Can You Hear Me Now?
During the early years of the Republic, state election laws were muddled, and states held elections for the presidency on different days between September and November. An 1845 law directed all states to choose their electors on the same day: "The Tuesday next after the First Monday in November." Tuesday was chosen to allow for time between church on Sunday and market days on Wednesday in the nation's early, agrarian economy. At the time, many states chose their electors either without holding a popular vote or by restricting voting rights to white, land-owning men.

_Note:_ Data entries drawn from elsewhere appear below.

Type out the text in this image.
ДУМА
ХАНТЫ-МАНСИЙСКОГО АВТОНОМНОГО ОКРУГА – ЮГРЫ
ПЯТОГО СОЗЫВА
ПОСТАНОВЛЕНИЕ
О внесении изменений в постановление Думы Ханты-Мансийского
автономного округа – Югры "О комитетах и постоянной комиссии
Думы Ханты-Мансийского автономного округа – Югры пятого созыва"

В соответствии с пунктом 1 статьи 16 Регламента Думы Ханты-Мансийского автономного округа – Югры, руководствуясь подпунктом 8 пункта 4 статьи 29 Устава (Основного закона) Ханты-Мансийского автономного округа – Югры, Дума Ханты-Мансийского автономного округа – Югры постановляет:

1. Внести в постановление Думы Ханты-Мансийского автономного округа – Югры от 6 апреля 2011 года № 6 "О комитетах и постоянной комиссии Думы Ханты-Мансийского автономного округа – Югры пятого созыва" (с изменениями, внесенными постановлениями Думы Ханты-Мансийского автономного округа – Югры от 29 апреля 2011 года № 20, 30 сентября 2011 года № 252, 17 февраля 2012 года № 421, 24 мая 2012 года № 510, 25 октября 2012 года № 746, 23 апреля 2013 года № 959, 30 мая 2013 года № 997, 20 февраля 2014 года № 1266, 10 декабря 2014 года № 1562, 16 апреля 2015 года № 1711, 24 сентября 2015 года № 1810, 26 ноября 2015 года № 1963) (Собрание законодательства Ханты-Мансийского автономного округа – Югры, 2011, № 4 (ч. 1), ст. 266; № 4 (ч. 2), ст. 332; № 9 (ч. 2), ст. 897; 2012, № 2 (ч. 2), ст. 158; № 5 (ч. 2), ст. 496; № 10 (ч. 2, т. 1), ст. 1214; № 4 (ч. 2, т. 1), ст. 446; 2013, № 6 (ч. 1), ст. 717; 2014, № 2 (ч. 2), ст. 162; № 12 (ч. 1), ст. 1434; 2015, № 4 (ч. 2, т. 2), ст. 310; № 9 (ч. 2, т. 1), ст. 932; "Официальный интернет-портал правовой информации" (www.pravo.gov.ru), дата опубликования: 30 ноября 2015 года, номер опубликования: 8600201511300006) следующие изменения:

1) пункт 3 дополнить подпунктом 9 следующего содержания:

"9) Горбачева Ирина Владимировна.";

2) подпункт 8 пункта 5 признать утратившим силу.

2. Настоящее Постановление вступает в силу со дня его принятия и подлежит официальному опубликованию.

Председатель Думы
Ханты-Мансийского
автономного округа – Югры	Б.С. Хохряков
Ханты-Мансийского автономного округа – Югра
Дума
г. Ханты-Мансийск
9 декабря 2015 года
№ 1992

Several states began to eliminate restrictions preventing landless whites from voting by the mid-1800s, especially in the newly-formed Western states. In the aftermath of the Civil War, the 15th Amendment forbade states from denying male citizens the right to vote based on "race, color or previous condition of servitude." In response, many Southern states passed Jim Crow laws severely restricting the franchise for African Americans. In 1920, the 19th Amendment enshrined universal suffrage for women.
Despite the steady expansion of voting rights, Jim Crow laws continued to disenfranchise minority voters, and questions of discrimination in voting linger today. The Voting Rights Act of 1965 banned such laws and established federal oversight in certain states. Congress most recently updated the law with an overwhelming majority in 2006. But a controversial 2013 holding by the U.S. Supreme Court eliminated the enforcement mechanism from the Voting Rights Act, which has led to yet further controversy over modifications to state election laws.
Just Do It
In 2012, 58% of the eligible and registered population voted in the presidential election. With turnout typically between 50% and 65% in general elections over the past 100 years, many proposals have been floated through the years to increase participation. (Some disagree that they would work.) Early voting has gained popularity in recent cycles, with about 40% of voters expected to have already cast their ballot by election day this year. In a different attempt to boost turnout, Colorado, Oregon, and Washington have mail-based voting. Despite these recent efforts, even the turnout in 2008 did not eclipse the participation highs of the three elections of the 1960s.
Beyond the presidential election, many other important races and issues are on the ballot this year. Though "split-ticket" voting appears to have reached an all-time low, the fortunes of many down-ballot candidates, particularly for the U.S. Senate, may be determined by the number of voters choosing to stray from the bruised standard bearers of both major parties. Even worse, election officials are concerned about the potential threat of election day cyberattacks.
Today's the day! Please be sure to vote!